After syncthing was setup, I added one of my home systems as a remote device.  The system I chose has cloud backup in case I need a file later.  I then set up synchronization on /home/pi/MotionCaptures which is configured (see above) to be the target directory for all Motion images and video.  Again, see the syncthing docs for the remote device and synchronization setup.

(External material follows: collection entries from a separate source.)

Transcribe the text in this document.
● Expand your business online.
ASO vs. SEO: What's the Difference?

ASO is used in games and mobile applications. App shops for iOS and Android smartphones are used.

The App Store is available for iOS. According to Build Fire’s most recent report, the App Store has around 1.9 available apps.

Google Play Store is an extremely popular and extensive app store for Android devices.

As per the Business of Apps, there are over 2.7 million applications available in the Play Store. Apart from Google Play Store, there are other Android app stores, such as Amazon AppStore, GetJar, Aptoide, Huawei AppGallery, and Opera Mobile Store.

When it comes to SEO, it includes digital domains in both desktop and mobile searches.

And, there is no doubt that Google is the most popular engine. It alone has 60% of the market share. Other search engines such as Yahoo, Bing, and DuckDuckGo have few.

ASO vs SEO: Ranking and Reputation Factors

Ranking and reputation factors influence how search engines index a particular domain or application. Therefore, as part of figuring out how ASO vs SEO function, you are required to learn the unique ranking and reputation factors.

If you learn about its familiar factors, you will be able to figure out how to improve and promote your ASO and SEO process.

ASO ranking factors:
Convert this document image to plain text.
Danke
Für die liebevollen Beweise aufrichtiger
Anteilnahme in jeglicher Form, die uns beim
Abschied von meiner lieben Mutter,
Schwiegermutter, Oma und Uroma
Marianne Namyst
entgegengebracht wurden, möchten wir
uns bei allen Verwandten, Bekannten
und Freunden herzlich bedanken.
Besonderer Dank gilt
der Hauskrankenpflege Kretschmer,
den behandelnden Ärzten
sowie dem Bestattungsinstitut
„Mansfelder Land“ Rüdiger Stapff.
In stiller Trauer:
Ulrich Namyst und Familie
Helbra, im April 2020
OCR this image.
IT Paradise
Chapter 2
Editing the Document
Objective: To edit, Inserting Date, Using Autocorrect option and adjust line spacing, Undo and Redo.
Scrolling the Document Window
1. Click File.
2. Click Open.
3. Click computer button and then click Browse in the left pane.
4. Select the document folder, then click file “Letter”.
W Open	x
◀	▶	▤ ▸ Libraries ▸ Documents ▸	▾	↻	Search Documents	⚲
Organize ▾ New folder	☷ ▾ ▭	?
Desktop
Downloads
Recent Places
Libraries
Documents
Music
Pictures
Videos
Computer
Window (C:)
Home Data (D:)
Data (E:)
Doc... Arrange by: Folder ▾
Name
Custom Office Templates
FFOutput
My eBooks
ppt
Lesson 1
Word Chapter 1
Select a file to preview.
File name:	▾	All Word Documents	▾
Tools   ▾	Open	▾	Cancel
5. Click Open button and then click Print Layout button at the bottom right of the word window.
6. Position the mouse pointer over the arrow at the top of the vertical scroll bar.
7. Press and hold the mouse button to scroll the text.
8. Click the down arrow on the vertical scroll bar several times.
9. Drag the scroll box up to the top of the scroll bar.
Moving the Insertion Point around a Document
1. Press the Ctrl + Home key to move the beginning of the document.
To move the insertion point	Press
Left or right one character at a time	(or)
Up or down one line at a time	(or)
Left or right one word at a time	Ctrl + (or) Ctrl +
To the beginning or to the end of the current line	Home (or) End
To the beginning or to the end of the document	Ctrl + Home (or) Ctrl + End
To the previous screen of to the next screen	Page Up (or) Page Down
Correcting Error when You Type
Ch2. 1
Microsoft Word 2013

Finally, I tested the JuiceBox Zero to see how long this system could run on battery.  It turns out it is only about 10 hours with the battery I purchased, so I think this is going to be a power backup solution for now.  Just in case I do have an extended outage, I wanted to be sure my filesystem doesn't get corrupted by a hard shutdown.  I installed the LowBatteryShutdown script provided by JuiceBox Zero using their directions.  After I installed the script, I noticed that the system was being a lot less responsive.  There was definitely something going on with the shutdown script:

pi@picam:~ $ top
top - 08:38:10 up 3 min,  2 users,  load average: 1.41, 1.41, 0.66
Tasks:  99 total,   2 running,  67 sleeping,   0 stopped,   1 zombie
%Cpu(s): 98.7 us,  1.3 sy,  0.0 ni,  0.0 id,  0.0 wa,  0.0 hi,  0.0 si,  0.0 st
KiB Mem :   378904 total,    50872 free,   120048 used,   207984 buff/cache
KiB Swap:   102396 total,   102396 free,        0 used.   203500 avail Mem

  PID USER      PR  NI    VIRT    RES    SHR S %CPU %MEM     TIME+ COMMAND
  309 root      20   0   17376   5036   3348 R 90.1  1.3   2:33.96 python

pi@picam:~ $ ps -ef | grep 309
root       309   294 55 08:34 ?        00:01:13 python /home/pi/LowBatteryShutdown/LowBatteryShutdown.py

Once you look at the code, the culprit is pretty obvious:

...
# Now we wait here for something amazing to happen
while True:
    # Do Nothing
    pass

This busy wait is VERY busy.  So, I fixed the problem and sent a pull request.

This little system will be living on the window of my office, and will be incorporated into the design of my final SBC mounting solution.